Video

Selecting Therapy for HR+ Breast Cancer

Transcript:

Stephen Johnston, MA, PhD, FRCP: I think understanding who we would deem to perhaps be a lower risk patient with ER [estrogen receptor]—positive breast cancer is a very important issue for oncologists today. We know that the distribution of disease is important, so somebody with bone metastases alone would be somebody who is deemed at lower risk. It might be somebody for whom an endocrine approach alone would be sufficient. I think one of the other key features is what we call the treatment-free interval: how long since their original diagnosis before they develop metastases.

We know if that timeframe is relatively short, 1 or 2 years, those patients might have a more aggressive phenotype where often, people have hitherto thought more along the lines of chemotherapy or targeted combination treatment. Whereas for a very long treatment-free interval of 5, 10, or 15 years with just very small sites of disease in the bone or soft tissue, those patients can have very endocrine-responsive disease, and endocrine monotherapy could be a very good treatment option for many of these ladies.

Joyce A. O’Shaughnessy, MD: It’s very interesting. It used to be that for first-line ER-positive metastatic breast cancer that was indolent with a long natural history and minimal sites of disease, those patients would just get endocrine therapy, and some would do well for many years. For patients with more sites of metastases, maybe some elevated liver function tests, and symptoms from the metastatic disease, we would give them chemotherapy, oftentimes single-agent, reserving combination chemotherapy for those patients who really were in very substantial life-threatening visceral crisis. That paradigm has really changed dramatically in the past few years with the introduction of the CDK4/6 inhibitors.

Patients whose breast cancer really is ER-driven—most endocrine therapy—sensitive disease with a long natural history, strongly positive bone-only disease, and lung disease tend to be ER driven—benefit greatly from the addition of a CDK4/6 inhibitor. It’s no longer endocrine therapy by itself; it’s combination therapy. And conversely, patients with a fair amount of metastatic disease—multiple sites involved, liver function abnormalities, symptoms from disease, short natural history, and fast development of metastatic disease—we’re treating as well with CDK4/6 inhibitors with endocrine therapy and not going to chemotherapy. With the benefits from the CDK4/6 inhibitors, they work just as quickly, it appears, as chemotherapy.

We don’t have randomized comparative data yet, but just looking at how quickly patients benefit, the response rates are at least as good if not better than even combination chemotherapy. But most important is the duration of benefits. The median progression-free survival is around 2 years in all the studies, which is much longer than we would get from chemotherapy. So we’re really reserving chemotherapy for those with the most immediately life-threatening disease, but even that may change over time. The CDK4/6 inhibitors may end up being superior even to combination chemotherapy.

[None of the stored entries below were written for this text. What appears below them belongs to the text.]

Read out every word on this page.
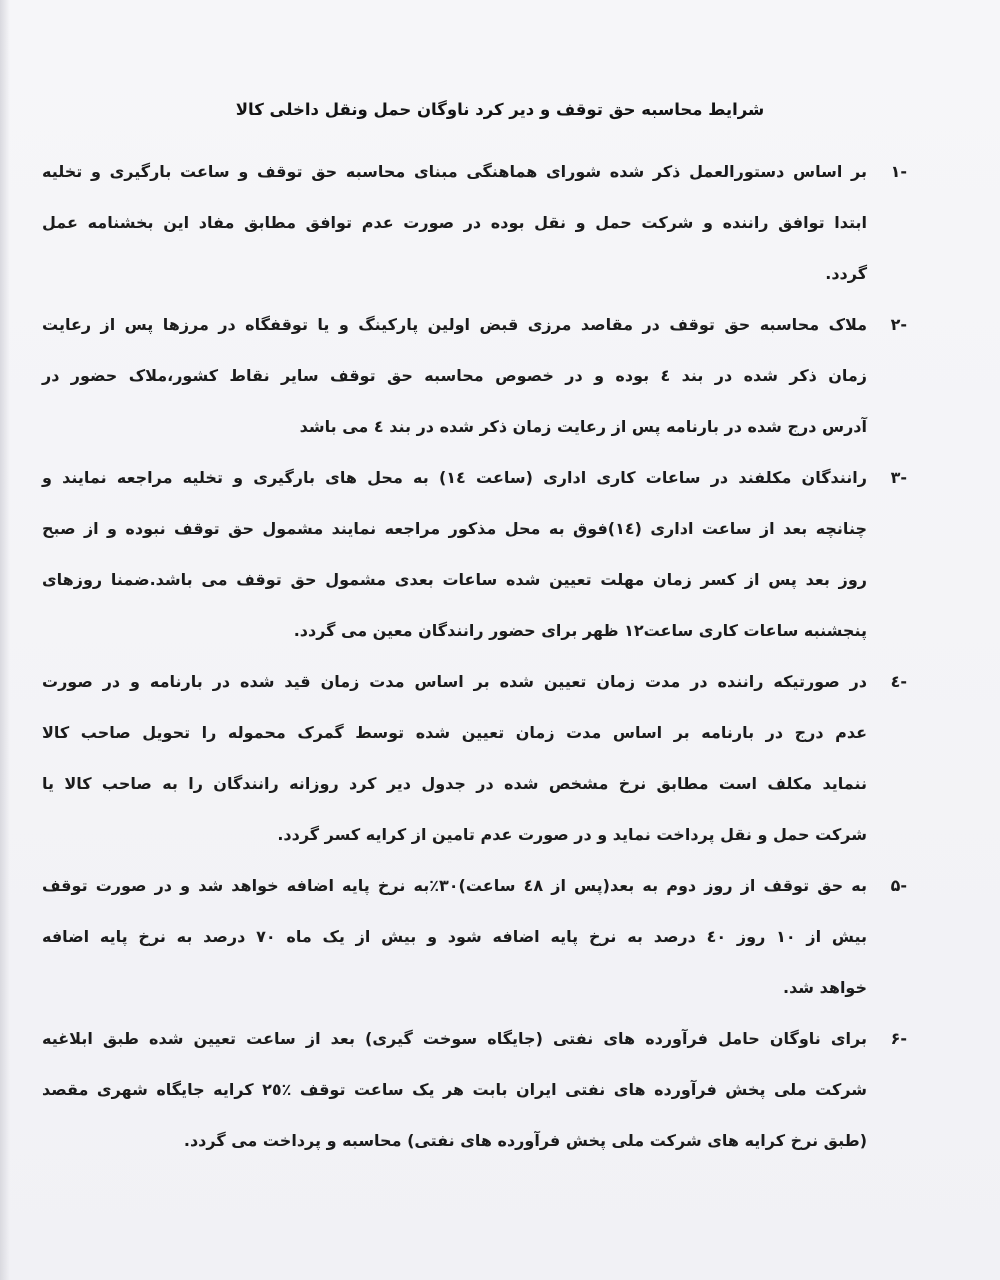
شرایط محاسبه حق توقف و دیر کرد ناوگان حمل ونقل داخلی کالا
-۱
بر اساس دستورالعمل ذکر شده شورای هماهنگی مبنای محاسبه حق توقف و ساعت بارگیری و تخلیه
ابتدا توافق راننده و شرکت حمل و نقل بوده در صورت عدم توافق مطابق مفاد این بخشنامه عمل
گردد.
-۲
ملاک محاسبه حق توقف در مقاصد مرزی قبض اولین پارکینگ و یا توقفگاه در مرزها پس از رعایت
زمان ذکر شده در بند ٤ بوده و در خصوص محاسبه حق توقف سایر نقاط کشور،ملاک حضور در
آدرس درج شده در بارنامه پس از رعایت زمان ذکر شده در بند ٤ می باشد
-۳
رانندگان مکلفند در ساعات کاری اداری (ساعت ١٤) به محل های بارگیری و تخلیه مراجعه نمایند و
چنانچه بعد از ساعت اداری (١٤)فوق به محل مذکور مراجعه نمایند مشمول حق توقف نبوده و از صبح
روز بعد پس از کسر زمان مهلت تعیین شده ساعات بعدی مشمول حق توقف می باشد.ضمنا روزهای
پنجشنبه ساعات کاری ساعت١٢ ظهر برای حضور رانندگان معین می گردد.
-٤
در صورتیکه راننده در مدت زمان تعیین شده بر اساس مدت زمان قید شده در بارنامه و در صورت
عدم درج در بارنامه بر اساس مدت زمان تعیین شده توسط گمرک محموله را تحویل صاحب کالا
ننماید مکلف است مطابق نرخ مشخص شده در جدول دیر کرد روزانه رانندگان را به صاحب کالا یا
شرکت حمل و نقل پرداخت نماید و در صورت عدم تامین از کرایه کسر گردد.
-۵
به حق توقف از روز دوم به بعد(پس از ٤٨ ساعت)٣٠٪به نرخ پایه اضافه خواهد شد و در صورت توقف
بیش از ١٠ روز ٤٠ درصد به نرخ پایه اضافه شود و بیش از یک ماه ٧٠ درصد به نرخ پایه اضافه
خواهد شد.
-۶
برای ناوگان حامل فرآورده های نفتی (جایگاه سوخت گیری) بعد از ساعت تعیین شده طبق ابلاغیه
شرکت ملی پخش فرآورده های نفتی ایران بابت هر یک ساعت توقف ٪٢٥ کرایه جایگاه شهری مقصد
(طبق نرخ کرایه های شرکت ملی پخش فرآورده های نفتی) محاسبه و پرداخت می گردد.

Matthew P. Goetz, MD: We think of primary endocrine resistance as being mainly a clinical diagnosis. In the past, we’ve said if patients were receiving an adjuvant endocrine therapy and they progressed within the first 2 years of that adjuvant endocrine therapy, that would be associated with endocrine resistance. Similarly, in the metastatic setting, if a woman presented and was treated with endocrine monotherapy—such as letrozole for a postmenopausal woman—and she progressed within 6 months, that would be considered primary endocrine resistance. What are those factors that are associated with endocrine resistance? Well, we know things such as low levels of ER. Clearly, we know that in the past, it was overexpression of HER2.

There are data with regard to EGFR. We know that there are other factors, however, such as patients who have cyclin D1 amplification or patients who have other growth factor receptors activated, such as FGFR. There are a number of these factors. I didn’t mention P53 mutations, which are generally associated with a worse prognosis. But these are factors we’re identifying right now where if we knew about them up front in combination with those clinical factors, it might suggest that patient is at higher risk for primary endocrine resistance.

Now, in the setting of CDK4/6 inhibitors, we haven’t defined as of yet what primary and secondary resistance are to CDK4/6 inhibitor combinations. But I suspect, at least in the metastatic setting, we’re talking about progression in less than a year. If the median progression-free survival is 24 months, and someone progressed within 12 months, that might suggest, if you will, a primary resistance to CDK4/6 inhibitors. We’re increasingly understanding some of those factors that are associated with resistance to CDK4/6 inhibitors, but we still have quite a bit to learn.